Sheila Tobias, author of Overcoming Math Anxiety (W.W. Norton & Co., $16.95), started studying the phenomenon three decades ago when she noticed girls were doing poorly in math in school and not seeking out math-influenced careers, such as engineering. She now notes a tremendous modern shift in more girls pursuing math-related fields, although females as a group still report more math anxiety than males.
Some studies show that the one of the causes may be teachers themselves.
Last year, the Proceedings of the National Academy of Sciences published an article called “Female teachers’ math anxiety affects girls’ math achievement,” co-written by Sian Beilock, a University of Chicago associate professor of psychology. The paper cited research that shows female math teachers carry a good deal of math anxiety into their classrooms, affecting the behavior of their female students.
“Children are more likely to emulate the behavior and attitudes of the same gender vs. opposite-gender adults,” Beilock wrote.
And because most elementary teachers in the United States are women (more than 90 percent), girls are more likely than boys to be influenced by this problem.
Some experts suggest that one solution is to raise the bar on minimal mathematics requirements for elementary school teachers.
Teachers have to deal with their own anxiety first, agreed Walter Secada, a professor and senior associate dean at the University of Miami’s School of Education and a former math professor.
“Before you drill, make sure you know the skill,” Secada said.
The stakes are much higher than a failing grade on a report card, and the problem isn’t entirely associated with gender.
“Educators who fail to recognize the signs of math anxiety [hinder] further development,” said Carol Warner, an associate professor of mathematics and academic coordinator of math for Barry University’s School of Adult and Continuing Education. “The U.S. economy depends on students with a strong mathematical background. If the great technical advances in energy, the environment, medicine, and information are elsewhere, so will be the jobs in the future.”
Beilock, the Chicago researcher, agrees the problem is not just limited to women, and that there’s a need for more studies on math anxiety within other communities, such as blacks and new immigrants.

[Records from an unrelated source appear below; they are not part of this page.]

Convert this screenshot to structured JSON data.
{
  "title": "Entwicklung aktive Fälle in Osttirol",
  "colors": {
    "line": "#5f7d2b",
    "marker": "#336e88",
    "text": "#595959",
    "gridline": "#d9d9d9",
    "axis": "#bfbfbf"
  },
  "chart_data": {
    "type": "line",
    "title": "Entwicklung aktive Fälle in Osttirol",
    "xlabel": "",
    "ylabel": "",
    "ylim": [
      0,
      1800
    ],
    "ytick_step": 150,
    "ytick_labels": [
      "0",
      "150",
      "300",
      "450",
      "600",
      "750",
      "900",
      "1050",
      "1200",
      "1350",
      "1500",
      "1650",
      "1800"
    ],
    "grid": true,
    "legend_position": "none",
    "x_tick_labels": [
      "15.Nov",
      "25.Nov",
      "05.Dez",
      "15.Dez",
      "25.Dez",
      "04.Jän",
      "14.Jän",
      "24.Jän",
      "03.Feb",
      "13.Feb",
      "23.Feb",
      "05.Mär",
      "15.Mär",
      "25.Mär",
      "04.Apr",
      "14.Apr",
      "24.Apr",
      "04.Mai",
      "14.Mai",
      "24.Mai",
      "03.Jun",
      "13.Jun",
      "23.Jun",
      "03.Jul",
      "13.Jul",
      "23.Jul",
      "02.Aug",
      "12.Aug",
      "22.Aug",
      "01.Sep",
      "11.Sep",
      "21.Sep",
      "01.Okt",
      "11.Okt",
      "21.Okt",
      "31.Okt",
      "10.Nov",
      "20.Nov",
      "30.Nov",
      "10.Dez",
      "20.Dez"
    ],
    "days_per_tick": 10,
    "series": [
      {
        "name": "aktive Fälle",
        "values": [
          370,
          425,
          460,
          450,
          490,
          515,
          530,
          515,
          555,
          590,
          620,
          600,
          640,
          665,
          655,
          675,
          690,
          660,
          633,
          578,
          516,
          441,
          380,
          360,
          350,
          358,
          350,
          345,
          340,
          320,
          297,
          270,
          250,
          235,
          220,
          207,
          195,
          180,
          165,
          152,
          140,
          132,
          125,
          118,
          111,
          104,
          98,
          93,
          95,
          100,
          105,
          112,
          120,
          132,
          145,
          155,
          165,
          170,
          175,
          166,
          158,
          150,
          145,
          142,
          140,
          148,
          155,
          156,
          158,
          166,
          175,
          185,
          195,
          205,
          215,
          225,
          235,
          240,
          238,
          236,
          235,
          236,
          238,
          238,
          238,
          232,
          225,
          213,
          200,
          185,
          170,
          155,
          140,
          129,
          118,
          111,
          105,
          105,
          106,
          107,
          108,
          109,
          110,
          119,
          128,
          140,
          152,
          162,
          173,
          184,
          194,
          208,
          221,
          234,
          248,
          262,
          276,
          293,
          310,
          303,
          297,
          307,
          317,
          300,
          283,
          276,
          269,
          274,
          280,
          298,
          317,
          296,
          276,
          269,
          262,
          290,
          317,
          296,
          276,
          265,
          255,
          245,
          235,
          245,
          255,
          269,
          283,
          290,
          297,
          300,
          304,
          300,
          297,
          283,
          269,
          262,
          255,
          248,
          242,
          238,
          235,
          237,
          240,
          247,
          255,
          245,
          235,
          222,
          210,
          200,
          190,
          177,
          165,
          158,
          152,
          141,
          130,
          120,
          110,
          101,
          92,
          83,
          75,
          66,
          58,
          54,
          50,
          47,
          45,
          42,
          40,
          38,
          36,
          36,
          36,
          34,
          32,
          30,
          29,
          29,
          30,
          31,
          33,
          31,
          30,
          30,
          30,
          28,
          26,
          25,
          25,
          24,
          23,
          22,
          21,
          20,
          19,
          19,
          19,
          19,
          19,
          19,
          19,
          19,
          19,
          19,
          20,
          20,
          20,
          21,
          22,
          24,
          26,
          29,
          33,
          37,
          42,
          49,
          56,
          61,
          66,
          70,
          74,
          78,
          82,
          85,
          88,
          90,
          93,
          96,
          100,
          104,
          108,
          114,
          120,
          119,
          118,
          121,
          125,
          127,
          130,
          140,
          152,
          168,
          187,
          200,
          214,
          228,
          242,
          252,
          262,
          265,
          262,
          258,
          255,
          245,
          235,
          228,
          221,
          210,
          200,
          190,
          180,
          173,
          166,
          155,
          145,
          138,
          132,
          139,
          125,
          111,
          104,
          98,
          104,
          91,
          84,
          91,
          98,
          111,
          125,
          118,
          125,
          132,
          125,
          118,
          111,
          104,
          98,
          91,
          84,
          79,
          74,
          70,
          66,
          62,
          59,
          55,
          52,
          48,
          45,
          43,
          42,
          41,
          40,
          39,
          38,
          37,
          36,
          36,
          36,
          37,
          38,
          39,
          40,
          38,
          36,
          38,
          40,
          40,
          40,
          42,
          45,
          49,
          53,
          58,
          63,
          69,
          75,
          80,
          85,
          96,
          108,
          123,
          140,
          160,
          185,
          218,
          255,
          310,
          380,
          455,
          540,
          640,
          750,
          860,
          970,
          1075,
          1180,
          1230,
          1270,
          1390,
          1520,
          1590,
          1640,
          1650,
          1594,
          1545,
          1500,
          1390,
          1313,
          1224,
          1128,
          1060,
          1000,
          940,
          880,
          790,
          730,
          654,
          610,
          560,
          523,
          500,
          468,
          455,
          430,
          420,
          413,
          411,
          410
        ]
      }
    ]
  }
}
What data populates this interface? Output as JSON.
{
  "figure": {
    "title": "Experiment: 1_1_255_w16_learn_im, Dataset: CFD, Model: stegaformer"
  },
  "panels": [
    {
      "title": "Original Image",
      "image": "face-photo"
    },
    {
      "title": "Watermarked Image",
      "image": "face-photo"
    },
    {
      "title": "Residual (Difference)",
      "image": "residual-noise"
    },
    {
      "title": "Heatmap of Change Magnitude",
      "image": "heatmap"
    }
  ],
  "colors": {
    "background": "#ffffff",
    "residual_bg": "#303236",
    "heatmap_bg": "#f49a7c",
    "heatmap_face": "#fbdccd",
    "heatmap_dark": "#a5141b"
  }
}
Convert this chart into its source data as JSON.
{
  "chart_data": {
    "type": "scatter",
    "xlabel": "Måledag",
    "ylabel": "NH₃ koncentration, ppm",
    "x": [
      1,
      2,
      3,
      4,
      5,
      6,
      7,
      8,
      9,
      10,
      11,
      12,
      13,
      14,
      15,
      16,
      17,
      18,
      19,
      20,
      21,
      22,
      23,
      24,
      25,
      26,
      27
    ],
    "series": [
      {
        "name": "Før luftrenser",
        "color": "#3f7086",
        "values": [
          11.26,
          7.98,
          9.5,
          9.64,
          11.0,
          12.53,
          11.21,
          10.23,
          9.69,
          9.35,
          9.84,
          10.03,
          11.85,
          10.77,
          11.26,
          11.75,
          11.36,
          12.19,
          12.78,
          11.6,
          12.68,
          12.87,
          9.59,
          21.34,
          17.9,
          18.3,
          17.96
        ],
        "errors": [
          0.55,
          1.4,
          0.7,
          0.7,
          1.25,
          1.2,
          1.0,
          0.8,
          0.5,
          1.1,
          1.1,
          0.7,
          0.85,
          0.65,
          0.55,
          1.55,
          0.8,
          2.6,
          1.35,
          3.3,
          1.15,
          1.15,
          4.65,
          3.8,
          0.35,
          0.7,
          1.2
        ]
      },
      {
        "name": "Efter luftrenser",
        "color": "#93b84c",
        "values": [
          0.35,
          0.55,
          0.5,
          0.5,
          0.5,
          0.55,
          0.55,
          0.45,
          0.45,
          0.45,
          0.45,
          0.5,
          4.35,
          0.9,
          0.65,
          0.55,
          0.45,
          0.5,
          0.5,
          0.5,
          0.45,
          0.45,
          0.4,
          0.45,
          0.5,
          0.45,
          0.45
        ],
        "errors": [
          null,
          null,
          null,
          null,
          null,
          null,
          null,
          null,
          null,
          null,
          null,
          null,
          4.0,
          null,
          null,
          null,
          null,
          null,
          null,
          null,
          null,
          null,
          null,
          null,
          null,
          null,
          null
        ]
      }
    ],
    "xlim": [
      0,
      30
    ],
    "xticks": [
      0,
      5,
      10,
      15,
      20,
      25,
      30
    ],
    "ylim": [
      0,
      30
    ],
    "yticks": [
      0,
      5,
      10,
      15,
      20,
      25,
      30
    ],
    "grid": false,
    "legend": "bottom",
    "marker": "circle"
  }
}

Tobias, the author, points to studies on math anxiety among minorities by such researchers as the University of Texas’ Philip Uri Treisman.
“What we learn from those studies,” she said, “is that Asian Americans do better not because they are better at math, but because they create study groups or study gangs, whereas an African American student is more likely to deal with and struggle through problems alone.”
While such support systems help, the real solution is prevention, Tobias said.
“Don’t make kids anxious to begin with,” Secada at UM agreed.
That’s often a struggle with today’s test-centric teaching. The emphasis on standardized testing “reduces innovative instruction by forcing teachers to ‘teach to the test,’ ” Barry’s Warner said. “Students feel the anxiety introduced into the classroom surrounding these tests, which often perpetuates a further downward spiral for those who are already math anxious.”
Beilock suggests having students write for 10 minutes about their anxiety before a high-stakes test. Writing about what worries you can help curb negative thoughts and free-up your thinking to do what it needs to do, she said.
UM’s Secada advises going back to the basics.
“Even if you think you’re too old for them, try to ‘understand’ concepts behind math first and foremost,” he said.